Monday, September 26, 2016

We Cry Over Spilled Milk Here


An open letter to the sadist who came up with this brilliant phrase:

“There is no use in crying over spilled milk.”

I have so many words for you.

First off, I would bet every last penny in my kid’s piggy bank that you are one of those parenting experts who has all this vast child rearing knowledge only because the closest thing to a child you have is a pet iguana named Steve. When Steve spills his water you don’t cry. You create a lake of love.

And for those of you whispering behind my back about using my kid’s money for gambling endeavors you heard me right. My children have stolen my sanity, my snacks, and my skin's elasticity. They can spare me 45 pennies to do a little online gambling. Mommy needs her hobbies too.

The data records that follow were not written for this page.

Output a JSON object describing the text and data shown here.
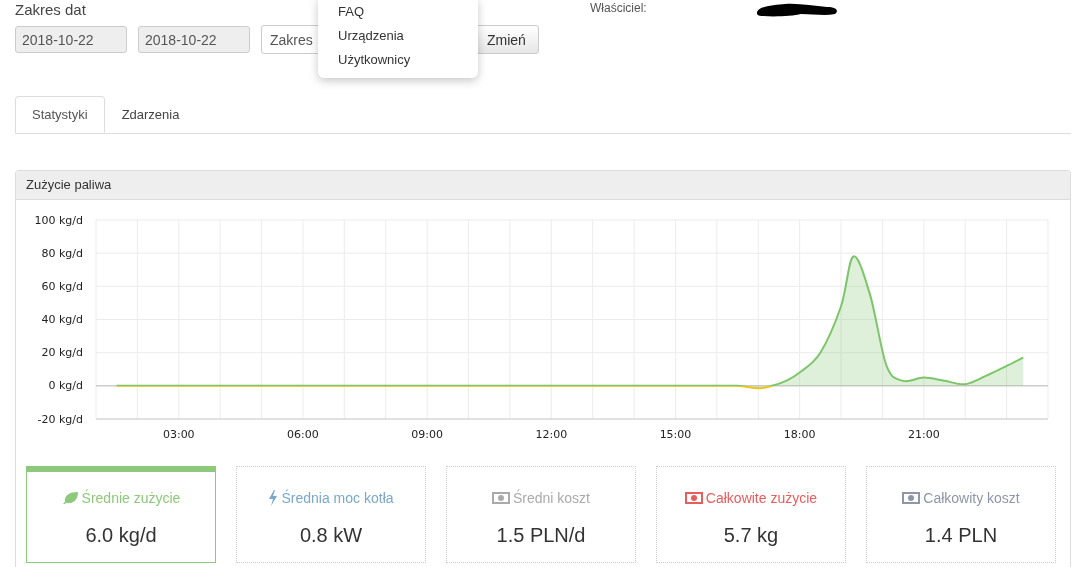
{
  "filters": {
    "label": "Zakres dat",
    "date_from": "2018-10-22",
    "date_to": "2018-10-22",
    "range_select": "Zakres",
    "apply_button": "Zmień"
  },
  "owner": {
    "label": "Właściciel:"
  },
  "dropdown_menu": [
    {
      "label": "FAQ"
    },
    {
      "label": "Urządzenia"
    },
    {
      "label": "Użytkownicy"
    }
  ],
  "tabs": [
    {
      "label": "Statystyki",
      "selected": true
    },
    {
      "label": "Zdarzenia",
      "selected": false
    }
  ],
  "panel": {
    "title": "Zużycie paliwa",
    "chart_data": {
      "type": "area",
      "x": [
        1.5,
        4,
        8,
        12,
        16,
        16.5,
        17,
        17.33,
        17.67,
        18,
        18.5,
        19,
        19.3,
        19.7,
        20.1,
        20.5,
        21,
        21.5,
        22,
        22.5,
        23,
        23.4
      ],
      "grid": true,
      "series": [
        {
          "color": "#7dc56a",
          "values": [
            0,
            0,
            0,
            0,
            0,
            0,
            -1.5,
            0,
            3,
            8,
            20,
            48,
            78,
            55,
            12,
            3,
            5,
            3,
            1,
            6,
            12,
            17
          ]
        }
      ],
      "xlim": [
        1,
        24
      ],
      "ylim": [
        -20,
        100
      ],
      "xticks": [
        {
          "value": 3,
          "label": "03:00"
        },
        {
          "value": 6,
          "label": "06:00"
        },
        {
          "value": 9,
          "label": "09:00"
        },
        {
          "value": 12,
          "label": "12:00"
        },
        {
          "value": 15,
          "label": "15:00"
        },
        {
          "value": 18,
          "label": "18:00"
        },
        {
          "value": 21,
          "label": "21:00"
        }
      ],
      "yticks": [
        {
          "value": 100,
          "label": "100 kg/d"
        },
        {
          "value": 80,
          "label": "80 kg/d"
        },
        {
          "value": 60,
          "label": "60 kg/d"
        },
        {
          "value": 40,
          "label": "40 kg/d"
        },
        {
          "value": 20,
          "label": "20 kg/d"
        },
        {
          "value": 0,
          "label": "0 kg/d"
        },
        {
          "value": -20,
          "label": "-20 kg/d"
        }
      ]
    }
  },
  "stats": [
    {
      "kind": "leaf",
      "label": "Średnie zużycie",
      "value": "6.0 kg/d",
      "color": "#8cc97a",
      "selected": true
    },
    {
      "kind": "bolt",
      "label": "Średnia moc kotła",
      "value": "0.8 kW",
      "color": "#7aa7cc",
      "selected": false
    },
    {
      "kind": "money",
      "label": "Średni koszt",
      "value": "1.5 PLN/d",
      "color": "#aaaaaa",
      "selected": false
    },
    {
      "kind": "money",
      "label": "Całkowite zużycie",
      "value": "5.7 kg",
      "color": "#e85c5c",
      "selected": false
    },
    {
      "kind": "money",
      "label": "Całkowity koszt",
      "value": "1.4 PLN",
      "color": "#8d97a7",
      "selected": false
    }
  ]
}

Second off, have you ever cleaned up a large amount of water or food spilled on the floor? I think not. Because if you had you would be recanting your statement real quick. You know what happens when large amounts of liquid is spilled in my house? My kids suddenly think the splash pad has relocated in our kitchen. And not just any splash pad, a naked one. Have you ever had three naked children attempt to slip and slide in a gallon of juice? It isn’t pretty. Citrusy, yes. Pretty, no.

It is OK to cry guys. In the iconic words of one of our nation’s wisest leaders (Justin Timberlake) cry me a river! Take that Steve the Iguana. You may have a lake of love, but my children have a river of their mother's own tears. I win.

All of this ranting is leading to today’s special story my friends, fear not.

First a little back story. Audrey cannot eat colored cereal. You know those memes of unicorns pooping rainbows? I have always known Audrey was some special kind of unicorn, but the fact that she poops rainbows when eating artificially dyed cereal only confirms this. This morning I busted out a brand new family sized box of cheerios. Audrey was pleased, and ate 36.876 helpings.

Today for lunch I made Chicken Tetrazzini. I knew it was more than likely my children would attempt to eat their napkin over any meal that I cook, but if I am anything it is ever the optimist.

Or stupid. Call it like you see it.

I have this casserole premade to give you a time frame of the crime scene.

I run upstairs real fast to put said torture device(aka tetrazzini casserole) in the oven. Then I pat myself on the back for completing my daily work out, as I do my cool down by slowly walking down the stairs gasping for breath.

Cue my eyes bleeding from horror. Rough estimate here, but I would say there are about 35,000 pieces of cheerios strewn about my basement floor. Audrey is attempting to do the breast stroke through this catastrophe while also shoving fistfuls of carpet cereal in her mouth.

Would you like to know how many cheerios remain in the box? 3.

What do I do you ask? I wipe a glistening tear from my eye, turn around without a word and get the vacuum. Audrey ever the helpful child that she is then attempts to shove the cereal up the vacuum as I work, one piece at a time, obviously. About halfway through my vacuum decides it hates me as much as my children do and decides it is done with this ridiculousness. Cue my crawling on my hands and knees picking up the 20,000 pieces of cereal I did not vacuum up, while Audrey gives me love pats on the ass.

When I finally finish, I turn around to find Audrey calming observing me while eating a bag of Doritos. Do I have any idea where these Doritos came from? Absolutely not.  At this point I just ask her to share and we split the snack that is only slightly wet from my salty tears.

The lesson here: Cry over the milk. Cry over the cereal. Then combine the two and call it dinner, because you know those kids didn’t eat that tetrazzini.

To my brethren in the struggle I say to you, we must find the humor in these situations or else we will find ourselves in a jail cell.